HIKO, Nev. (AP) — Hundreds of curious Earthlings from around the world traveled to the secret Area 51 military base in the Nevada desert after seeing an internet hoax dubbed "Storm Area 51."
About 100 made it all the way to the gates of the remote site that has long been the focus of UFO conspiracy theories.
A Canadian was cited for indecent exposure, but nobody broke down the gates in search of three-eyed aliens and no UFOs appeared in the sky.
It wasn't long before the revelers peacefully rejoined 2,000 other people at alien-themed festivals in the tiny towns of Rachel and Hiko.
As he walked away from one of the gates, 25-year-old Cyril Soudant of Lille, France, said he was disappointed at how few people were at the event.
He took video for his YouTube channel and said he would wait until Friday night to make his final assessment on the experience.
"If we get together, have some music, have some beers, that would be a success," Soudant said.
Among the revelers was Jade Gore, who quit her job at a Dairy Queen in Worthington, Minnesota, and drove to Nevada with Tracy Ferguson. They wrote "Area 51 bound" and "Comin 4 Dem Alien Cheeks" in green paint on the windows of their car.
"People were taking pictures and laughing the whole way," said Gore, 19, who sported dyed green hair and eyebrows.
Ferguson, a truck driver, said they decided to make the trip after seeing the social media post in June calling for people to converge on the remote U.S. Air Force test site.
"It started as a joke and now people are getting to know each other," said Ferguson, 23, of Sioux Falls, South Dakota.
Authorities expected more people to arrive throughout the day for the festivals offering music and other alien-related activities.
They were sternly discouraged by the military and other law enforcement from acting on the internet hoax that joking said, "They can't stop all of us. Let's see them aliens."
A music group called Wily Savage erected a stage Thursday near the Little A'Le'Inn in Rachel and began playing after dark for several hundred campers who braved temperatures that dropped to about 45 degrees (7 Celsius).
"It started as a joke, but it's not a joke for us," Wily Savage guitarist Alon Burton said. "We know people will come out. We just don't know how many."
Daniel Martinez, 31, a dealer of Pokemon collectible cards from Pomona, California, was among the first to whirl and dance at the dusty makeshift festival grounds. He stayed warm beneath a wolf "spirit hood" and faux fur jacket.

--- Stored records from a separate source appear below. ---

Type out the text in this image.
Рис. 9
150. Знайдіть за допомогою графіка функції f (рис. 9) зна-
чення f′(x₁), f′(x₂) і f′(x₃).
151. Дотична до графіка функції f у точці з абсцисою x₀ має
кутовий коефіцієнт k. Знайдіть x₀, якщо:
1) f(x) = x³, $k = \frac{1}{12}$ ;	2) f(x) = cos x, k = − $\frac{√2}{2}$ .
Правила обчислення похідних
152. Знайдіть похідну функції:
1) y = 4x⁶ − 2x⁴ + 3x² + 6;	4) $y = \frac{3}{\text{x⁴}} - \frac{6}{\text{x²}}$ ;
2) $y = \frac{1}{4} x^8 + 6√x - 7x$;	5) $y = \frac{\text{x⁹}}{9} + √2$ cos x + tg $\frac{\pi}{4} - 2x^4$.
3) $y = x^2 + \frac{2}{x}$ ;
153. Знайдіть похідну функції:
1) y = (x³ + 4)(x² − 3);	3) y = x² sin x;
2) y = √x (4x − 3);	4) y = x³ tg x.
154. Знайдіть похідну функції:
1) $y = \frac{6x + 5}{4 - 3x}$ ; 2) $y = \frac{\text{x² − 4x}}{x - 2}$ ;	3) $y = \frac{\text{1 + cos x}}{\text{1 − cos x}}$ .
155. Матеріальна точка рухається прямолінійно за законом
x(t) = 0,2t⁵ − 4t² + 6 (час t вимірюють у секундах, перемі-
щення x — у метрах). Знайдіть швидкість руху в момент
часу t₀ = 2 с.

"Here's a big open space for people to be," he said. "One person starts something and it infects everybody with positivity. Anything can happen if you give people a place to be."
Another gathering was planned Friday and Saturday at the Alien Research Center souvenir store in Hiko. Owner George Harris said his "Alien Basecamp" would focus on music, movies and talks about extraterrestrial lore.
Hiko and Rachel are a 45-minute drive apart on a state road dubbed Extraterrestrial Highway, and a two-hour drive from Las Vegas.
Michael Ian Borer, a University of Nevada, Las Vegas, sociologist who researches pop culture and paranormal activity, called the festivities a blend of interest in aliens, the supernatural, government conspiracies and the desire to know what is unknown.
"Area 51 is a place where normal, ordinary citizens can't go. When you tell people they can't do something, they just want to do it more," Borer said.